FUEGOAMIGO
El legado de los pioneros
M ientras el carbón caldea los estertores de sus últimas boqueadas, el valle de Sabero, donde la actividad minera se apagó hace un cuarto de siglo, ofrece nuevas rutas de senderismo y observación por las instalaciones fabriles que dieron vida a sus pueblos durante siglo y medio. El valle de Sabero resume mejor que cualquier lamento el fracaso de los planes de reactivación de las comarcas mineras. A lo largo de su lecho y trepando por la solana se suceden los cuarteles de la minería vertical, descascarillados y envilecidos por el abandono. En contraste con tanto derrumbe, asoman unas pocas actuaciones desorbitadas, como el frontón desmedido de Olleros o el cubo de hormigón plantado en el núcleo siderúrgico de Sabero. Para evitar el tránsito entre los despojos de la minería que salpican los pueblos, la nueva carretera discurre por la umbría, a pesar del riesgo de los hielos que la abrillantan cada invierno.

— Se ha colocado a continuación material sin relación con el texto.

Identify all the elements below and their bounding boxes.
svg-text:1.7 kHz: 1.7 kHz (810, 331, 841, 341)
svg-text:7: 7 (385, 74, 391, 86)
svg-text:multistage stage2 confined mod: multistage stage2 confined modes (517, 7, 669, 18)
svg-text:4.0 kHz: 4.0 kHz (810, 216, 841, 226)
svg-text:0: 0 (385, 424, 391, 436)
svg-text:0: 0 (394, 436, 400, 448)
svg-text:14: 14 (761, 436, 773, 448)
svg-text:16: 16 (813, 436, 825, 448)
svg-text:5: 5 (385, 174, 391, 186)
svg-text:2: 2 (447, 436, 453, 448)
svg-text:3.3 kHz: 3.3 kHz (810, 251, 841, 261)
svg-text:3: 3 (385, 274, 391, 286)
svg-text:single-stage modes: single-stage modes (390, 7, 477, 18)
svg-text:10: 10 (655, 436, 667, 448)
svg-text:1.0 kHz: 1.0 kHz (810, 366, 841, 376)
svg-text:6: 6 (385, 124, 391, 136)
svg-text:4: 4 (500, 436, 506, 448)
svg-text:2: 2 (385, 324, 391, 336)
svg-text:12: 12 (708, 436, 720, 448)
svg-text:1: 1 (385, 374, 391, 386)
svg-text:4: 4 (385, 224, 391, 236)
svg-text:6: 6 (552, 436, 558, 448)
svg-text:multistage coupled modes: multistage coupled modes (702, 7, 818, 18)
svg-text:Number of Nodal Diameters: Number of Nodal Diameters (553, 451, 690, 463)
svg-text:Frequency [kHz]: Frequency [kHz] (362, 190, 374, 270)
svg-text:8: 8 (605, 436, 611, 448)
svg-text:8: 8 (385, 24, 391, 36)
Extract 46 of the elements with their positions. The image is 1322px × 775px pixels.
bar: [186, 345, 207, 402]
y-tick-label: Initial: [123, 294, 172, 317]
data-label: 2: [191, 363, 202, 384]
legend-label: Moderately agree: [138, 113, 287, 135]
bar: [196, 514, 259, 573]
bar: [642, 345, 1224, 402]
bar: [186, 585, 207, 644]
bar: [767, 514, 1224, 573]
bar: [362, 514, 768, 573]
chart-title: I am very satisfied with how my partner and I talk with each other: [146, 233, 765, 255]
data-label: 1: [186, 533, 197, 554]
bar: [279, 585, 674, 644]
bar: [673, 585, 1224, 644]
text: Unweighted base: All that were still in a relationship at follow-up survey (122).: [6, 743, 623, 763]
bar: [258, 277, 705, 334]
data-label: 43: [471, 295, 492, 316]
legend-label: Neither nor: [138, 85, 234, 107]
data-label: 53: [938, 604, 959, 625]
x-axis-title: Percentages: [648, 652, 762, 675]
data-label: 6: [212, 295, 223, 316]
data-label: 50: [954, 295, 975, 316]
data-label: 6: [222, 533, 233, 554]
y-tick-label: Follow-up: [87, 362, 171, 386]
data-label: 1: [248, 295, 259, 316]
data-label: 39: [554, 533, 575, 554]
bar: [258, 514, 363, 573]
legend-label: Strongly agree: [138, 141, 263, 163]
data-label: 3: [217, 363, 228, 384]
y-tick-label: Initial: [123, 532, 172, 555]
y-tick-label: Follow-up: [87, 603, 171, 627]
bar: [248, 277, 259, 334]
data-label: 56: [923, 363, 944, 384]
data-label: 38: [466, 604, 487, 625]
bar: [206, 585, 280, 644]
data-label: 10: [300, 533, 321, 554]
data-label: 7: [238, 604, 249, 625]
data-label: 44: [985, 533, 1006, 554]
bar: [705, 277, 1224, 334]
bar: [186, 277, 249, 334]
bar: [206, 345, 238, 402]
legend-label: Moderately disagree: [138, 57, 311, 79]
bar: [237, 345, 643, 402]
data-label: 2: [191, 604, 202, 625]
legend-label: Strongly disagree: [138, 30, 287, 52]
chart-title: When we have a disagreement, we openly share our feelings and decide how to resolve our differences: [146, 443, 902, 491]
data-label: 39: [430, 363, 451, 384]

Pero no todo es herrumbre en la herencia de una actividad que prolongó su laboreo en el valle durante siglo y medio. Desde el castillete de Sotillos, hasta el complejo de San Blas, magníficos testimonios de arquitectura industrial iluminan el futuro de la comarca. Las minas de los ingleses pasaron en 1844 a Santiago Alonso Cordero, un maragato galdosiano al que la lotería redondeó su solvencia arriera. Para que no hubiera dudas, se hizo la mejor casa en la Puerta del Sol de Madrid y un palacio en Santiagomillas, que quiso pavimentar con duros de canto para halagar a la reina. Pero estos alardes no le hacían olvidar los negocios. Fue promotor y financiero del Canal de Isabel II, que llevó agua potable a Madrid. Y esta empresa acució la urgencia de poner en marcha los altos hornos de Sabero, de donde habrían de salir kilómetros de tuberías. Para calibrar las reservas minerales de su nuevo dominio, se asoció con el geógrafo Casiano de Prado, que entretuvo aquel verano de 1845 haciendo catas por el valle. Don Casiano, además de buen zahorí, tenía una pluma de lujo, como revela el arranque de la novela El Jarama, de Ferlosio, con un texto geográfico suyo. La instalación de los altos hornos fue una alternativa a la difícil comercialización del carbón de Sabero, siempre con problemas de distribución. Había que bajarlo a pezuña hasta la estación de Sahagún. Desde su posición cortesana en Madrid, Cordero confiaba en resolver el aislamiento acercando a Sabero una vía del naciente ferrocarril. Así que puso en marcha el primer alto horno en 1847, trayendo con carros de bueyes la maquinaria inglesa desde el puerto de Gijón. El autor de aquel proyecto siderúrgico fue el ingeniero francés Julio Gendre, quien también diseñó la monumental lonja catedralicia de tres naves, que acoge el museo del valle.